The most recent University of Michigan consumer sentiment survey saw confidence pick up slightly in early December from the prior month’s decade-low; the uptick was driven entirely by households with incomes in the lowest third, with the other tiers recording losses.

Richard Curtin, chief economist of the Michigan University Surveys of Consumers, said that an expectation of incomes rising 2.9 percent in the year ahead was what drove the rise in sentiment among the bottom third of earners.

“This suggests an emerging wage-price spiral that could propel inflation higher in the years ahead,” Curtin said in a statement.

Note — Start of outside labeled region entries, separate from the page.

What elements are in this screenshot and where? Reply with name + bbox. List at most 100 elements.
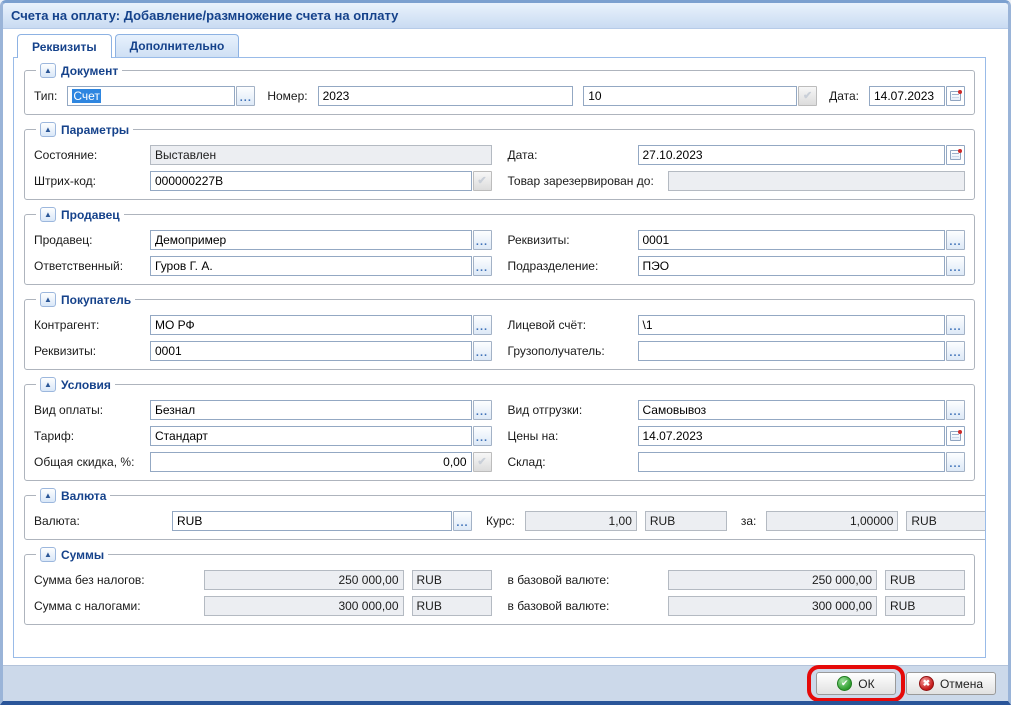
ellipsis-icon: ... bbox=[475, 431, 489, 444]
net-sum-field: 250 000,00 bbox=[204, 570, 404, 590]
chevron-up-icon: ▲ bbox=[44, 490, 52, 500]
section-currency-legend: ▲ Валюта bbox=[36, 488, 110, 503]
ok-button[interactable]: ✔ ОК bbox=[815, 672, 896, 695]
ellipsis-icon: ... bbox=[475, 261, 489, 274]
ellipsis-icon: ... bbox=[949, 405, 962, 418]
department-lookup-button[interactable]: ... bbox=[946, 256, 965, 276]
payment-type-field[interactable]: Безнал bbox=[150, 400, 472, 420]
seller-requisites-field[interactable]: 0001 bbox=[637, 230, 945, 250]
buyer-requisites-lookup-button[interactable]: ... bbox=[472, 341, 492, 361]
params-date-calendar-button[interactable] bbox=[946, 145, 965, 165]
tab-additional[interactable]: Дополнительно bbox=[114, 34, 240, 57]
seller-requisites-label: Реквизиты: bbox=[507, 233, 570, 247]
department-label: Подразделение: bbox=[507, 259, 599, 273]
section-document-legend: ▲ Документ bbox=[36, 63, 122, 78]
rate-label: Курс: bbox=[486, 514, 515, 528]
chevron-up-icon: ▲ bbox=[44, 124, 52, 134]
ellipsis-icon: ... bbox=[949, 320, 962, 333]
seller-lookup-button[interactable]: ... bbox=[472, 230, 492, 250]
doc-date-wrap: 14.07.2023 bbox=[869, 86, 965, 106]
consignee-lookup-button[interactable]: ... bbox=[946, 341, 965, 361]
collapse-terms-button[interactable]: ▲ bbox=[40, 377, 56, 392]
section-buyer-legend: ▲ Покупатель bbox=[36, 292, 135, 307]
prices-date-field[interactable]: 14.07.2023 bbox=[637, 426, 945, 446]
ellipsis-icon: ... bbox=[949, 346, 962, 359]
params-date-field[interactable]: 27.10.2023 bbox=[637, 145, 945, 165]
section-document-title: Документ bbox=[61, 63, 119, 78]
department-field[interactable]: ПЭО bbox=[637, 256, 945, 276]
doc-date-calendar-button[interactable] bbox=[946, 86, 965, 106]
seller-field[interactable]: Демопример bbox=[150, 230, 472, 250]
doc-number-field[interactable]: 2023 bbox=[317, 86, 574, 106]
doc-type-label: Тип: bbox=[34, 89, 58, 103]
discount-field[interactable]: 0,00 bbox=[150, 452, 472, 472]
shipment-type-lookup-button[interactable]: ... bbox=[946, 400, 965, 420]
responsible-field[interactable]: Гуров Г. А. bbox=[150, 256, 472, 276]
contractor-label: Контрагент: bbox=[34, 318, 100, 332]
buyer-requisites-field[interactable]: 0001 bbox=[150, 341, 472, 361]
collapse-buyer-button[interactable]: ▲ bbox=[40, 292, 56, 307]
calendar-icon bbox=[950, 149, 962, 160]
doc-number2-field[interactable]: 10 bbox=[583, 86, 798, 106]
warehouse-label: Склад: bbox=[507, 455, 546, 469]
collapse-params-button[interactable]: ▲ bbox=[40, 122, 56, 137]
section-currency-title: Валюта bbox=[61, 488, 107, 503]
consignee-label: Грузополучатель: bbox=[507, 344, 605, 358]
contractor-field[interactable]: МО РФ bbox=[150, 315, 472, 335]
payment-type-lookup-button[interactable]: ... bbox=[472, 400, 492, 420]
params-date-wrap: 27.10.2023 bbox=[637, 145, 965, 165]
doc-type-wrap: Счет ... bbox=[67, 86, 256, 106]
cancel-x-icon: ✖ bbox=[918, 676, 934, 691]
barcode-apply-button[interactable]: ✔ bbox=[472, 171, 492, 191]
form-panel: ▲ Документ Тип: Счет ... Номер: 2023 10 … bbox=[13, 57, 986, 658]
per-currency-field: RUB bbox=[906, 511, 985, 531]
contractor-lookup-button[interactable]: ... bbox=[472, 315, 492, 335]
tab-requisites[interactable]: Реквизиты bbox=[17, 34, 112, 58]
ellipsis-icon: ... bbox=[456, 516, 469, 529]
shipment-type-field[interactable]: Самовывоз bbox=[637, 400, 945, 420]
check-icon: ✔ bbox=[477, 455, 487, 468]
section-buyer-title: Покупатель bbox=[61, 292, 132, 307]
footer-bar: ✔ ОК ✖ Отмена bbox=[3, 665, 1008, 701]
warehouse-lookup-button[interactable]: ... bbox=[946, 452, 965, 472]
gross-base-label: в базовой валюте: bbox=[507, 599, 610, 613]
document-row: Тип: Счет ... Номер: 2023 10 ✔ Дата: 14.… bbox=[34, 86, 965, 106]
ellipsis-icon: ... bbox=[949, 235, 962, 248]
barcode-field[interactable]: 000000227B bbox=[150, 171, 472, 191]
chevron-up-icon: ▲ bbox=[44, 294, 52, 304]
rate-field: 1,00 bbox=[524, 511, 637, 531]
barcode-label: Штрих-код: bbox=[34, 174, 96, 188]
ok-check-icon: ✔ bbox=[837, 676, 853, 691]
doc-type-lookup-button[interactable]: ... bbox=[236, 86, 256, 106]
collapse-sums-button[interactable]: ▲ bbox=[40, 547, 56, 562]
section-currency: ▲ Валюта Валюта: RUB ... Курс: 1,00 RUB … bbox=[24, 488, 985, 540]
prices-date-calendar-button[interactable] bbox=[946, 426, 965, 446]
cancel-button[interactable]: ✖ Отмена bbox=[905, 672, 996, 695]
currency-field[interactable]: RUB bbox=[172, 511, 452, 531]
responsible-lookup-button[interactable]: ... bbox=[472, 256, 492, 276]
currency-lookup-button[interactable]: ... bbox=[453, 511, 472, 531]
section-terms: ▲ Условия Вид оплаты: Безнал ... Вид отг… bbox=[24, 377, 975, 481]
tariff-field[interactable]: Стандарт bbox=[150, 426, 472, 446]
ellipsis-icon: ... bbox=[475, 320, 489, 333]
warehouse-field[interactable] bbox=[637, 452, 945, 472]
responsible-label: Ответственный: bbox=[34, 259, 124, 273]
doc-type-field[interactable]: Счет bbox=[67, 86, 236, 106]
doc-number2-apply-button[interactable]: ✔ bbox=[798, 86, 818, 106]
doc-number2-wrap: 10 ✔ bbox=[583, 86, 818, 106]
currency-label: Валюта: bbox=[34, 514, 80, 528]
collapse-seller-button[interactable]: ▲ bbox=[40, 207, 56, 222]
collapse-document-button[interactable]: ▲ bbox=[40, 63, 56, 78]
tariff-lookup-button[interactable]: ... bbox=[472, 426, 492, 446]
account-lookup-button[interactable]: ... bbox=[946, 315, 965, 335]
discount-apply-button[interactable]: ✔ bbox=[472, 452, 492, 472]
cancel-button-label: Отмена bbox=[939, 676, 983, 691]
doc-date-label: Дата: bbox=[829, 89, 859, 103]
section-buyer: ▲ Покупатель Контрагент: МО РФ ... Лицев… bbox=[24, 292, 975, 370]
consignee-field[interactable] bbox=[637, 341, 945, 361]
account-field[interactable]: \1 bbox=[637, 315, 945, 335]
selected-text: Счет bbox=[72, 89, 101, 103]
doc-date-field[interactable]: 14.07.2023 bbox=[869, 86, 945, 106]
seller-requisites-lookup-button[interactable]: ... bbox=[946, 230, 965, 250]
collapse-currency-button[interactable]: ▲ bbox=[40, 488, 56, 503]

Echoing that sentiment were analysts at Wells Fargo, who said in a recent economic forecast for 2022 that they expect inflation to cool somewhat next year, while warning there’s a risk that COVID-19 interruptions and supply-chain disruptions could trigger “self-sustaining” wage and rent gains and lead to persistent inflation.

While Federal Reserve officials continue to expect inflationary pressures to ease once supply-side bottlenecks abate, the central bank has adjusted its narrative on “transitory” inflation, with Fed Chair Jerome Powell telling lawmakers in recent Senate testimony that it was time to “retire” that term in describing the current dynamics of rising prices.